Helping teenagers imagine how they might contribute to God’s redemptive movement in the world will unveil their potential. When parents, youth pastors and church leaders train their eyes to look beyond the dominant problem narrative, to recognize teenage potential and provide a place in the church for teenagers to practice using their gifts, teenagers will find a meaningful purpose in the church. The busyness of teenagers is connected to the longing of adults to help problematized teenagers make it into adulthood. Imagine if we saw teenagers as Christ does: full of potential to join God’s purpose.

Q: There are a number of relationships that contribute to effective youth ministry: between senior and youth pastor, between youth pastor and parent, between parent and teen and so on. What are keys to successful communication in these relationships? 02

Relationships are intended to be generative, to produce what is life-giving (see Gen. 1:28). This takes form in mutual giving and receiving. Most relationships, however, have a top-down structure: the old give to the young, the mentor gives to the mentee, the parent gives to the child, the senior pastor gives to the youth pastor. When our expectations of these relationships have a one-way flow, we miss out on what they might generate. We do not need to remove appropriate roles, but our expectations of who gives and who receives in these relationships can stifle the form of communication needed in generative relationships. When we expect the person who is “lower” to give as well as to receive, relationships hold greater life-giving possibilities

Q: How can the church body—both leaders and adult members— better acknowledge and understand the presence of youth in their congregation? What are some practical ways to make their interactions more meaningful, for adults and teens?

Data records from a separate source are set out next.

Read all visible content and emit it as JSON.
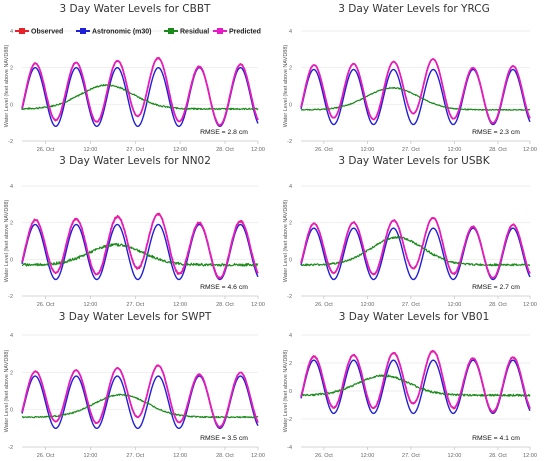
{
  "legend": [
    {
      "label": "Observed",
      "color": "#e8202a"
    },
    {
      "label": "Astronomic (m30)",
      "color": "#1f1fd6"
    },
    {
      "label": "Residual",
      "color": "#1a8a1a"
    },
    {
      "label": "Predicted",
      "color": "#e81ac8"
    }
  ],
  "chart_data": [
    {
      "type": "line",
      "title": "3 Day Water Levels for CBBT",
      "ylabel": "Water Level (feet above NAVD88)",
      "ylim": [
        -2,
        4
      ],
      "yticks": [
        "-2",
        "0",
        "2",
        "4"
      ],
      "xticks": [
        "26. Oct",
        "12:00",
        "27. Oct",
        "12:00",
        "28. Oct",
        "12:00"
      ],
      "rmse": "RMSE = 2.8 cm",
      "tide_amplitude": 1.6,
      "tide_offset": 0.4,
      "pred_boost": 0.45,
      "resid_base": -0.25,
      "resid_peak": 1.3,
      "resid_peak_t": 0.36,
      "noise": 0.08,
      "grid": true,
      "legend_position": "top"
    },
    {
      "type": "line",
      "title": "3 Day Water Levels for YRCG",
      "ylabel": "Water Level (feet above NAVD88)",
      "ylim": [
        -2,
        4
      ],
      "yticks": [
        "-2",
        "0",
        "2",
        "4"
      ],
      "xticks": [
        "26. Oct",
        "12:00",
        "27. Oct",
        "12:00",
        "28. Oct",
        "12:00"
      ],
      "rmse": "RMSE = 2.3 cm",
      "tide_amplitude": 1.5,
      "tide_offset": 0.4,
      "pred_boost": 0.5,
      "resid_base": -0.3,
      "resid_peak": 1.2,
      "resid_peak_t": 0.4,
      "noise": 0.05,
      "grid": true
    },
    {
      "type": "line",
      "title": "3 Day Water Levels for NN02",
      "ylabel": "Water Level (feet above NAVD88)",
      "ylim": [
        -2,
        4
      ],
      "yticks": [
        "-2",
        "0",
        "2",
        "4"
      ],
      "xticks": [
        "26. Oct",
        "12:00",
        "27. Oct",
        "12:00",
        "28. Oct",
        "12:00"
      ],
      "rmse": "RMSE = 4.6 cm",
      "tide_amplitude": 1.5,
      "tide_offset": 0.4,
      "pred_boost": 0.5,
      "resid_base": -0.3,
      "resid_peak": 1.1,
      "resid_peak_t": 0.4,
      "noise": 0.14,
      "grid": true
    },
    {
      "type": "line",
      "title": "3 Day Water Levels for USBK",
      "ylabel": "Water Level (feet above NAVD88)",
      "ylim": [
        -2,
        4
      ],
      "yticks": [
        "-2",
        "0",
        "2",
        "4"
      ],
      "xticks": [
        "26. Oct",
        "12:00",
        "27. Oct",
        "12:00",
        "28. Oct",
        "12:00"
      ],
      "rmse": "RMSE = 2.7 cm",
      "tide_amplitude": 1.4,
      "tide_offset": 0.3,
      "pred_boost": 0.5,
      "resid_base": -0.3,
      "resid_peak": 1.5,
      "resid_peak_t": 0.42,
      "noise": 0.1,
      "grid": true
    },
    {
      "type": "line",
      "title": "3 Day Water Levels for SWPT",
      "ylabel": "Water Level (feet above NAVD88)",
      "ylim": [
        -2,
        4
      ],
      "yticks": [
        "-2",
        "0",
        "2",
        "4"
      ],
      "xticks": [
        "26. Oct",
        "12:00",
        "27. Oct",
        "12:00",
        "28. Oct",
        "12:00"
      ],
      "rmse": "RMSE = 3.5 cm",
      "tide_amplitude": 1.4,
      "tide_offset": 0.4,
      "pred_boost": 0.5,
      "resid_base": -0.4,
      "resid_peak": 1.2,
      "resid_peak_t": 0.42,
      "noise": 0.07,
      "grid": true
    },
    {
      "type": "line",
      "title": "3 Day Water Levels for VB01",
      "ylabel": "Water Level (feet above NAVD88)",
      "ylim": [
        -4,
        4
      ],
      "yticks": [
        "-4",
        "-2",
        "0",
        "2",
        "4"
      ],
      "xticks": [
        "26. Oct",
        "12:00",
        "27. Oct",
        "12:00",
        "28. Oct",
        "12:00"
      ],
      "rmse": "RMSE = 4.1 cm",
      "tide_amplitude": 1.9,
      "tide_offset": 0.3,
      "pred_boost": 0.6,
      "resid_base": -0.3,
      "resid_peak": 1.4,
      "resid_peak_t": 0.36,
      "noise": 0.14,
      "grid": true
    }
  ]
}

Mission statements for youth ministries often describe fostering a teenager’s relationship with Jesus Christ (with varying theological nuance), but rarely include a focus on a teenager’s relationship with the church. This relationship becomes ancillary. A theological question arises: How should we understand a teenager’s relationship with the church? Perhaps we do not believe this to be a vital relationship, and if this is so, we should not be surprised when teenagers leave the church after high school. Leaders might connect them to Jesus, but what happened to connecting them to the church? Pastors, youth pastors and parents need to reflect theologically on whether fostering a teenager’s relationship with the church is vital. If it is, sermons will include relevant illustrations for teenagers, teenagers will contribute in main worship and programming for teenagers will cease to occur simultaneously with the adult service.